In its statement, al-Turāth apologized for their earlier reaction, before explaining in detail why it considered the program an act of theft (of digitized texts and specialized data) that would kill off not only the company but also all industry-led digitization efforts. A new discussion thread was eventually opened on 7 May, with a statement from al-Turāth and a response from the forum moderators.

This post led to such a heated discussion that the forum moderators had to remove the thread, and ban all content related to al-mawsūʿa al-shāmila on.
#AL MAKTABA SHAMELA SOFTWARE#
So much so that the pioneering publishing house of digital texts, Markaz al-Turāth lil-barāmijāt (the publisher of al-Jāmiʿ al-Kabīr, that other main source of texts in our corpus), launched an acrimonious attack against the program on the Ahl al-Ḥadīth forum, accusing Nāfiʿ of stealing its software and content.
#AL MAKTABA SHAMELA FREE#
When the program, containing 969 free books, first appeared on internet fora for Islamic scholars in early 2005, it met with a lot of enthusiasm. The program was created by an Egyptian member of the Ahl al-Ḥadīth forum known only as Nāfiʿ (often referred to affectionately on specialized internet fora as al-akh Nāfiʿ “Brother Nāfiʿ” or duktūr / al-ustādh Nāfiʿ “Dr.

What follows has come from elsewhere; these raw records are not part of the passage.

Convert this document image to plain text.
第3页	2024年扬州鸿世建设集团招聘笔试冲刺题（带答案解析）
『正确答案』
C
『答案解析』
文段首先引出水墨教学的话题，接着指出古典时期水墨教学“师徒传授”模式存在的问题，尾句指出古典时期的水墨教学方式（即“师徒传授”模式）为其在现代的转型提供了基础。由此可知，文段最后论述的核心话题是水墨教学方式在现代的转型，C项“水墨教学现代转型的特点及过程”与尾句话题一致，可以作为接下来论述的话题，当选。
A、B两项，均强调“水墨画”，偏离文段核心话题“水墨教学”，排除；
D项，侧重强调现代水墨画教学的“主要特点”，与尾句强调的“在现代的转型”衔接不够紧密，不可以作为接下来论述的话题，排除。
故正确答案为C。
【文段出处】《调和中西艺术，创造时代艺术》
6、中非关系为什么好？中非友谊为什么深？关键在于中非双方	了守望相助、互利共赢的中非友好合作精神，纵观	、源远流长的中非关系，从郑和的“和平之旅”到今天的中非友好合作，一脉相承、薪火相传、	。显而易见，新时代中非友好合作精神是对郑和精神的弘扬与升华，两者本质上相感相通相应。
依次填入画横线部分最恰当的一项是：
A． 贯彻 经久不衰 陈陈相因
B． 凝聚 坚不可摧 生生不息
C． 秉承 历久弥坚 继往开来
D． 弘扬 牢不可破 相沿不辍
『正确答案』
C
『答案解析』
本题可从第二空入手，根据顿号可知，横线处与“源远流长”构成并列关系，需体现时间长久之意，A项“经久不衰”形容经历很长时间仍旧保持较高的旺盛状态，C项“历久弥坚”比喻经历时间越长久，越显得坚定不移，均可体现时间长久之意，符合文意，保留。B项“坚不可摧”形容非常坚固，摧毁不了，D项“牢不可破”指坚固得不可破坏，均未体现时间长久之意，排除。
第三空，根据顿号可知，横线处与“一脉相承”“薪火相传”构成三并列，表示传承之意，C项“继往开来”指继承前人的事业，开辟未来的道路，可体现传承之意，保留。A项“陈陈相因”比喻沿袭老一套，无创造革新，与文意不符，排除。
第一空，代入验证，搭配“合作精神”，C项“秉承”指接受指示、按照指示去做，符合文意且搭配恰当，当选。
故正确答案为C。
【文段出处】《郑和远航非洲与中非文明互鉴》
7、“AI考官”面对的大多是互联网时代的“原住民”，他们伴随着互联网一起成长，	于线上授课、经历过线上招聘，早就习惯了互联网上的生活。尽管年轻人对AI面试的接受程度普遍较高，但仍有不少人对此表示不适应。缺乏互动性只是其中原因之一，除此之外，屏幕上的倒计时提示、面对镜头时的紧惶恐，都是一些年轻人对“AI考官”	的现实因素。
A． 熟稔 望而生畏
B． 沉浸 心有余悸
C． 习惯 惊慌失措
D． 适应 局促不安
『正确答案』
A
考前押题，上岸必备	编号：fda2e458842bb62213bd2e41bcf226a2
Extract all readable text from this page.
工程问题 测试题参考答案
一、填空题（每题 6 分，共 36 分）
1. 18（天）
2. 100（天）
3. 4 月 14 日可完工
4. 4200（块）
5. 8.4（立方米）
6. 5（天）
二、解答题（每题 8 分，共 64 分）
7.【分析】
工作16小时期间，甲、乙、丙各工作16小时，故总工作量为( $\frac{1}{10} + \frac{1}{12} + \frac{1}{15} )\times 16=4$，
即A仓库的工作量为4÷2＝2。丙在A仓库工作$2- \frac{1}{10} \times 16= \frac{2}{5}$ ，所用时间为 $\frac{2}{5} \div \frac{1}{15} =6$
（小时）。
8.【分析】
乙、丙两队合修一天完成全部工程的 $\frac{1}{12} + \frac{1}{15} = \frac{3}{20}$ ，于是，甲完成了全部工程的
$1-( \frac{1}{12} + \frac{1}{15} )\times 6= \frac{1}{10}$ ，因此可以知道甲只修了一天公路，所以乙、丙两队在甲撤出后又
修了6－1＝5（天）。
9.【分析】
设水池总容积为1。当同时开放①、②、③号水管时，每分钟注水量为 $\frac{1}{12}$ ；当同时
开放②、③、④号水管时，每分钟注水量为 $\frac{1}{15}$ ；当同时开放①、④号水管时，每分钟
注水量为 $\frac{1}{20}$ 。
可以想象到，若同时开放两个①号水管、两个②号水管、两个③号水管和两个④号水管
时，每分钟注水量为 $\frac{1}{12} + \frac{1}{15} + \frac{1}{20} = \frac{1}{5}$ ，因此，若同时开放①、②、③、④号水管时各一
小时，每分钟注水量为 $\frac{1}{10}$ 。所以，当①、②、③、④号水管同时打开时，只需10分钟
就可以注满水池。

In its first iteration, it was called al-mawsūʿa al-shāmila (“The Comprehensive Encyclopaedia”). After seemingly conciliatory rhetoric from both sides, the discussion turned bitter again, resulting in repeated accusations of piracy and calls for a boycott flying in both directions. Read more He also vowed to create a new version of the program that did not include any book taken from a commercial product. He claimed not to have shared his program with more than a handful of scholars, and to have been surprised when he noticed, two years later, another member of the Ahl al-Ḥadīth forum, with whom he had not shared the program, and whom he did not even know, offering it (for free) to other members. While admitting these included books from al-Turāth, he strenuously denied that Shamela was “al-Turāth in another jacket”, adducing proof that he had included books and data from many different sources. In his statement, he claimed he had developed the program for himself, to enable him to simultaneously search the different collections of digital books all of which he had legally. The discussion lasted for weeks, and eventually prompted Nāfiʿ, the creator of the program himself, to react in a post on the forum.